The Winter Olympics are over.

The Summer Olympics are distant.

The Marathon is consistent.

I speak of the Misery Marathon, that heralded sport originated in Ringoes, NJ by the elite athlete Juliana P. Rosenberg, “P” for “Persnickety,” “Peeved” and “Potentially Possessed.”

What’s that, you say? Juliana was adopted?

True.
Would that it were so true that all adopters were amenable to cats who are…well, potentially possessed.

It would be easy to say that Juliana was returned for that classic cause, No Fault Of Her Own (NoFOHO, most common cause of feline FOMO). But spend a few mornings in the Tabby’s Place Community Room, and you may reconsider this no-fault business.

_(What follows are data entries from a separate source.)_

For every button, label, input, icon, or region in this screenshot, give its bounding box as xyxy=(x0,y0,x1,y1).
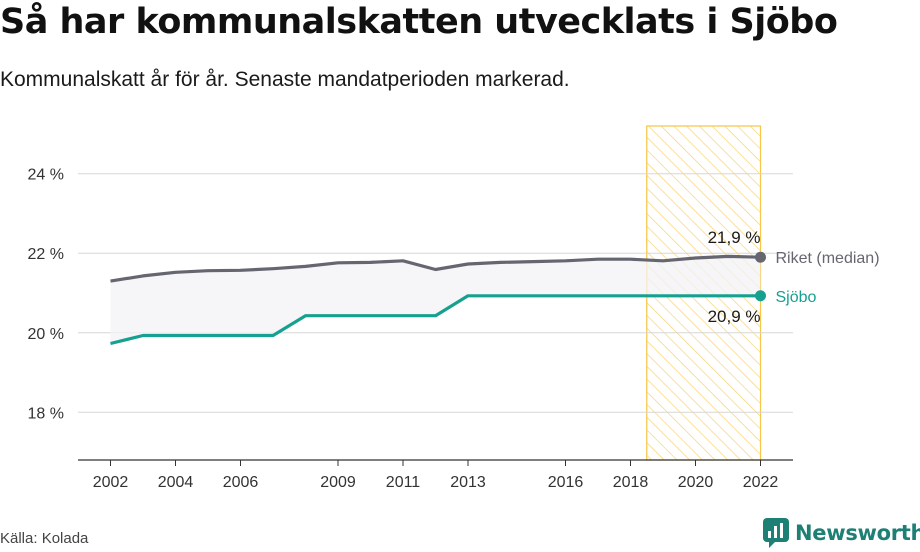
gap-band xyxy=(110,256,761,344)
x-tick-label: 2016 xyxy=(548,474,584,491)
series-line-sjobo xyxy=(110,294,761,346)
y-tick-label: 22 % xyxy=(28,246,64,263)
x-tick-label: 2009 xyxy=(320,474,356,491)
y-tick-label: 24 % xyxy=(28,167,64,184)
x-tick-label: 2006 xyxy=(223,474,259,491)
x-tick-label: 2002 xyxy=(93,474,129,491)
chart-title: Så har kommunalskatten utvecklats i Sjöb… xyxy=(0,2,838,42)
y-tick-label: 20 % xyxy=(28,326,64,343)
x-tick-label: 2018 xyxy=(613,474,649,491)
series-endpoint-sjobo xyxy=(755,290,766,302)
source-note: Källa: Kolada xyxy=(0,530,89,547)
x-tick-label: 2022 xyxy=(743,474,779,491)
newsworthy-logo: Newsworthy xyxy=(763,518,920,548)
x-tick-label: 2011 xyxy=(386,474,421,491)
data-label-sjobo: 20,9 % xyxy=(708,307,761,326)
chart-subtitle: Kommunalskatt år för år. Senaste mandatp… xyxy=(0,68,570,91)
brand-name: Newsworthy xyxy=(795,521,920,545)
y-tick-label: 18 % xyxy=(28,405,64,422)
x-tick-label: 2013 xyxy=(450,474,486,491)
x-tick-label: 2020 xyxy=(678,474,714,491)
series-name-label-riket: Riket (median) xyxy=(776,250,880,267)
series-line-riket xyxy=(110,254,761,283)
series-endpoint-riket xyxy=(755,251,766,263)
data-label-riket: 21,9 % xyxy=(708,228,761,247)
x-tick-label: 2004 xyxy=(158,474,194,491)
newsworthy-icon xyxy=(763,518,789,548)
series-name-label-sjobo: Sjöbo xyxy=(776,289,817,306)
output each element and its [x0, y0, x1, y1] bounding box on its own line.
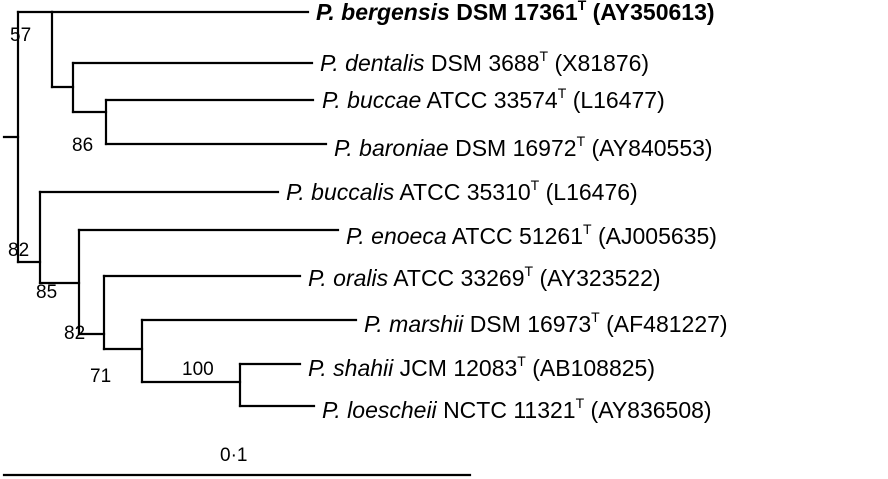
bootstrap-85: 85	[36, 282, 57, 303]
scale-bar-label: 0·1	[220, 445, 247, 466]
taxon-label-buccae: P. buccae ATCC 33574T (L16477)	[322, 85, 665, 113]
taxon-label-marshii: P. marshii DSM 16973T (AF481227)	[364, 309, 728, 337]
bootstrap-57: 57	[10, 25, 31, 46]
taxon-label-baroniae: P. baroniae DSM 16972T (AY840553)	[334, 133, 713, 161]
bootstrap-values: 57 86 82 85 82 71 100	[8, 25, 214, 387]
taxon-label-loescheii: P. loescheii NCTC 11321T (AY836508)	[322, 395, 712, 423]
taxon-label-oralis: P. oralis ATCC 33269T (AY323522)	[308, 263, 661, 291]
bootstrap-71: 71	[90, 366, 111, 387]
bootstrap-86: 86	[72, 135, 93, 156]
taxon-label-shahii: P. shahii JCM 12083T (AB108825)	[308, 353, 655, 381]
bootstrap-82-upper: 82	[8, 240, 29, 261]
taxon-label-bergensis: P. bergensis DSM 17361T (AY350613)	[316, 0, 715, 25]
taxon-labels: P. bergensis DSM 17361T (AY350613) P. de…	[286, 0, 728, 423]
bootstrap-100: 100	[182, 359, 214, 380]
bootstrap-82-lower: 82	[64, 323, 85, 344]
tree-branches	[2, 10, 358, 408]
scale-bar: 0·1	[2, 445, 472, 477]
taxon-label-enoeca: P. enoeca ATCC 51261T (AJ005635)	[346, 221, 717, 249]
taxon-label-buccalis: P. buccalis ATCC 35310T (L16476)	[286, 177, 638, 205]
taxon-label-dentalis: P. dentalis DSM 3688T (X81876)	[320, 48, 649, 76]
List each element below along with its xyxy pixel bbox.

Juliana’s adopter told us that Juliana simply would not let her sleep. The yelling, the frenzy, the Misery Marathon…it was all just too much.

“Bollocks,” scoffed we.
“Bollocks on your bollocks,” howled Juliana.

As you may recall, when Jules had her first joust at Tabby’s Place, she made an art of jive talking, by which I mean bellowing, by which I mean through the burning bellows of the world below. Running at top speed, ’round and ’round and ’round the Community Room table, Juliana would howl and holler and moan her mad manic misery every time she spotted another cat.

Of whom there were approximately twelve.
And so, of the making of misery there was no end.

A season away from Tabby’s Place and its insufferable fellow felines has not calmed Juliana’s kookery. If anything, she’s more insulted than ever to room with such wretched creatures as cats. In her time away, we had the gall to introduce heinous beasts like Pixie and Sammy and June, and Juliana is not jumping for joy.

She is, however, jumping into every lap that sits. Bend your knees for so much as a moment, and Jules will appear. Her spry, skinny senior-catizen legs will launch her onto your person faster than you can say “frenzy.” Just as soon as she lands, she’ll look at you lovingly…

…and then scream.

You will not know, gentle reader, why Jules is squawking at you. You will never learn why she doesn’t sit down, settle in, rest in the righteous comfort of your lap. You’ll only register a flash as Jules lands, laments, and then leaps on to her next seated human, howling all the way.

The Misery Marathon marches on.
Or does it?

Far, far be it from me to doubt Jonathan “His Eminence” Rosenberg, great coiner of the term Misery Marathon and signer of my paychecks. But could it be there’s something more than misery motoring Juliana’s jumpy jamboree?

Might it maybe be…mirth?

When Jules is jabbering, all eyes and ears are trained on her petite person. When she’s running, all attention is racing right after her. Miserable though she sounds, I’d venture she’s grinning within, soaking in all the shock and sympathy she so screamingly attracts.

Never underestimate the power of an old cat to find her happiness, even if it takes a miserable soundtrack to make it happen.

Fear not, Jules; the adopter with adoring ears awaits you and all the sounds you have to share. It’s just a mirthful, maddening matter of time.